Nach Informationen Pappergers plant Frankreich, das Budget für das „Main Ground Combat System“ (MGCS) drastisch zu kürzen. Im Gespräch ist demnach ein Ansatz von weniger als der Hälfte der ursprünglichen Planungen. Zwar unterstrich der Rheinmetall-Chef, dass es „null Entscheidungen über das finale Budget“ gebe, doch ein reduzierter Finanzrahmen hätte nach seiner Einschätzung unweigerlich die Streichung von Leistungsumfängen und weitere Verzögerungen zur Folge. „Wenn man weniger Geld zur Verfügung hat, wird man nicht schneller, und wir sind jetzt schon sehr langsam“, sagte er. Bereits jetzt liegt das Programm, das seit rund einem Jahrzehnt läuft, weit hinter den ambitionierten politischen Ankündigungen zurück.
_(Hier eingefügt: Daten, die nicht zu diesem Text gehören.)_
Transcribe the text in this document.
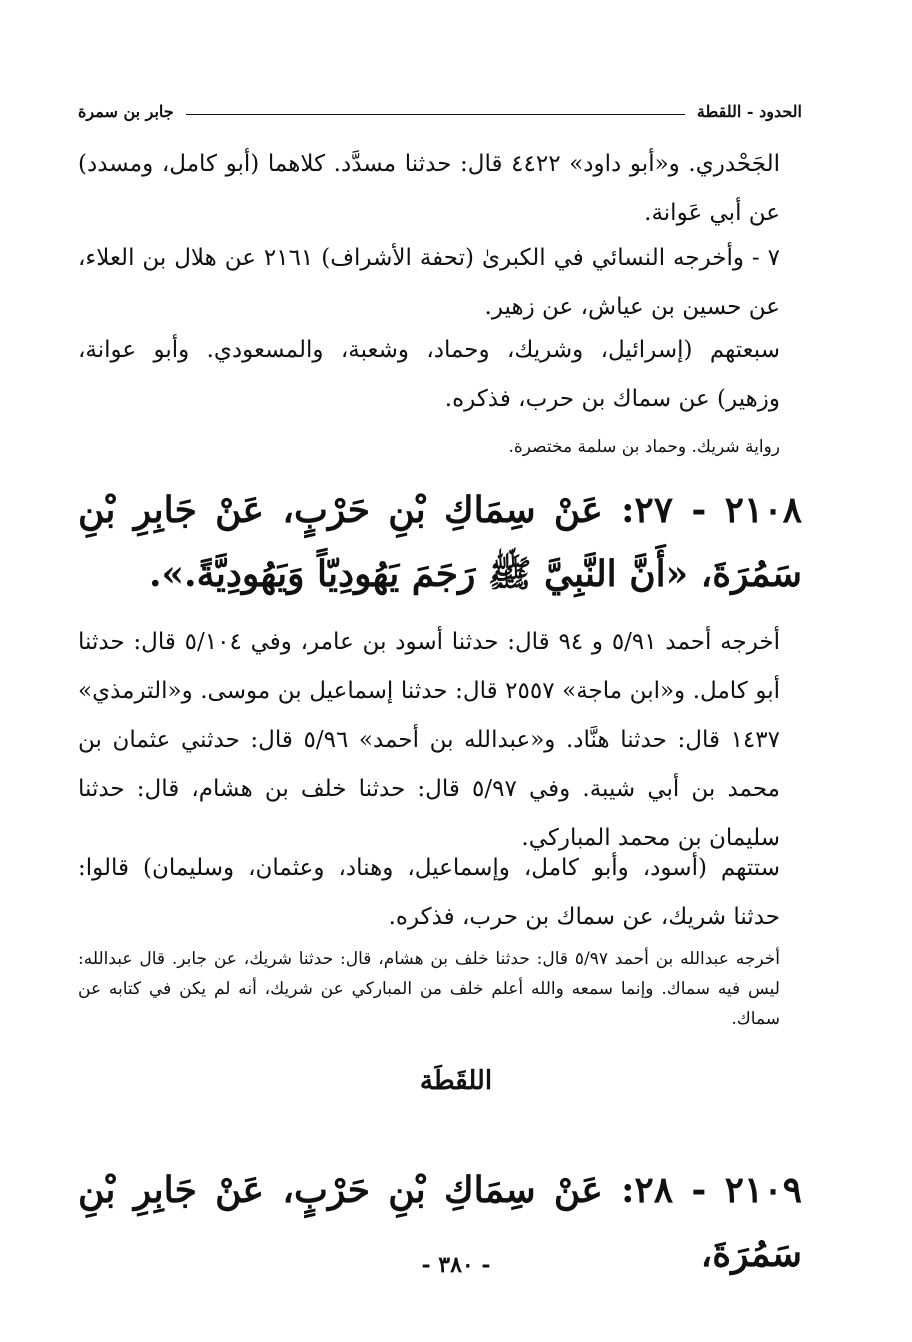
الحدود - اللقطة
جابر بن سمرة
الجَحْدري. و«أبو داود» ٤٤٢٢ قال: حدثنا مسدَّد. كلاهما (أبو كامل، ومسدد) عن أبي عَوانة.
٧ - وأخرجه النسائي في الكبرىٰ (تحفة الأشراف) ٢١٦١ عن هلال بن العلاء، عن حسين بن عياش، عن زهير.
سبعتهم (إسرائيل، وشريك، وحماد، وشعبة، والمسعودي. وأبو عوانة، وزهير) عن سماك بن حرب، فذكره.
رواية شريك. وحماد بن سلمة مختصرة.
٢١٠٨ - ٢٧: عَنْ سِمَاكِ بْنِ حَرْبٍ، عَنْ جَابِرِ بْنِ سَمُرَةَ، «أَنَّ النَّبِيَّ ﷺ رَجَمَ يَهُودِيّاً وَيَهُودِيَّةً.».
أخرجه أحمد ٥/٩١ و ٩٤ قال: حدثنا أسود بن عامر، وفي ٥/١٠٤ قال: حدثنا أبو كامل. و«ابن ماجة» ٢٥٥٧ قال: حدثنا إسماعيل بن موسى. و«الترمذي» ١٤٣٧ قال: حدثنا هنَّاد. و«عبدالله بن أحمد» ٥/٩٦ قال: حدثني عثمان بن محمد بن أبي شيبة. وفي ٥/٩٧ قال: حدثنا خلف بن هشام، قال: حدثنا سليمان بن محمد المباركي.
ستتهم (أسود، وأبو كامل، وإسماعيل، وهناد، وعثمان، وسليمان) قالوا: حدثنا شريك، عن سماك بن حرب، فذكره.
أخرجه عبدالله بن أحمد ٥/٩٧ قال: حدثنا خلف بن هشام، قال: حدثنا شريك، عن جابر. قال عبدالله: ليس فيه سماك. وإنما سمعه والله أعلم خلف من المباركي عن شريك، أنه لم يكن في كتابه عن سماك.
اللقَطَة
٢١٠٩ - ٢٨: عَنْ سِمَاكِ بْنِ حَرْبٍ، عَنْ جَابِرِ بْنِ سَمُرَةَ،
- ٣٨٠ -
Das MGCS-Projekt wurde auf Initiative der Regierungen Frankreichs und Deutschlands gestartet, um ein gemeinsames, plattformübergreifendes Bodenkampfsystem zu entwickeln, das ab etwa 2040 die Kampfpanzer Leopard 2 und Leclerc ersetzen soll. Beteiligt sind neben Rheinmetall der französische Technologiekonzern Thales sowie KNDS – ein Zusammenschluss des deutschen Herstellers Krauss-Maffei Wegmann und des staatlichen französischen Rüstungsunternehmens Nexter. Trotz der politischen Bedeutung des Vorhabens sind die finanziellen Mittel bislang überschaubar: Die vier Partnerunternehmen haben in rund zehn Jahren zusammen lediglich 25 Millionen Euro erhalten, was Papperger als „offensichtlich sehr wenig Geld“ bezeichnete.
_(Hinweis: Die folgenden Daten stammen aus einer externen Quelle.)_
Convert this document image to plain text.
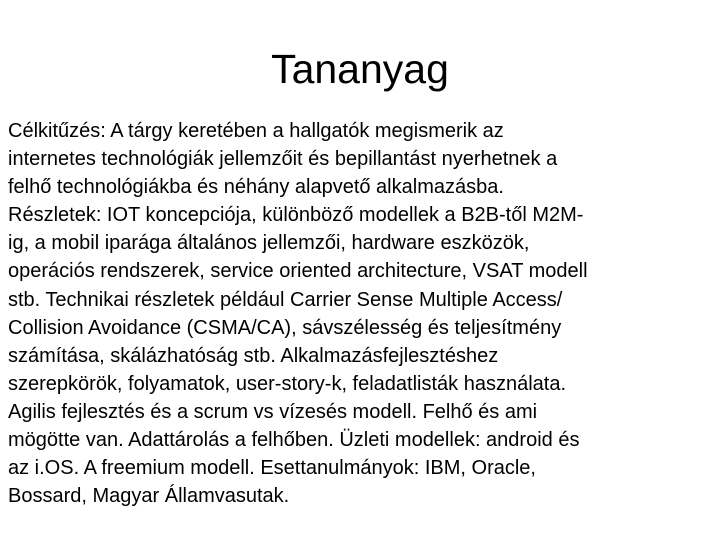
Tananyag
Célkitűzés: A tárgy keretében a hallgatók megismerik az
internetes technológiák jellemzőit és bepillantást nyerhetnek a
felhő technológiákba és néhány alapvető alkalmazásba.
Részletek: IOT koncepciója, különböző modellek a B2B-től M2M-
ig, a mobil iparága általános jellemzői, hardware eszközök,
operációs rendszerek, service oriented architecture, VSAT modell
stb. Technikai részletek például Carrier Sense Multiple Access/
Collision Avoidance (CSMA/CA), sávszélesség és teljesítmény
számítása, skálázhatóság stb. Alkalmazásfejlesztéshez
szerepkörök, folyamatok, user-story-k, feladatlisták használata.
Agilis fejlesztés és a scrum vs vízesés modell. Felhő és ami
mögötte van. Adattárolás a felhőben. Üzleti modellek: android és
az i.OS. A freemium modell. Esettanulmányok: IBM, Oracle,
Bossard, Magyar Államvasutak.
Parallel zum schleppend verlaufenden MGCS treiben Rheinmetall und KNDS Deutschland auf deutscher Seite bereits eine Zwischenlösung voran. Der in der Militärfachpresse inoffiziell „Leopard 3“ genannte neue Kampfpanzer soll nach aktueller Planung Anfang der 2030er Jahre in Dienst gestellt werden und damit die Lücke überbrücken, bis ein mögliches MGCS-System verfügbar wäre. Für MGCS selbst wird die Einsatzreife derzeit erst in den 2040er Jahren erwartet – ein Zeithorizont, den Papperger als „eine Wahnsinnszeit“ bezeichnete. Vor diesem Hintergrund stellte er die grundsätzliche Realisierung des Projekts offen in Frage: „Ich kann heute nicht sagen, ob es überhaupt ein MGCS geben wird.“ Die jüngsten Budgetüberlegungen in Paris verstärken diese Unsicherheit und nähren Zweifel daran, ob Europa den angestrebten gemeinsamen Panzer der Zukunft tatsächlich auf die Spur bringen kann.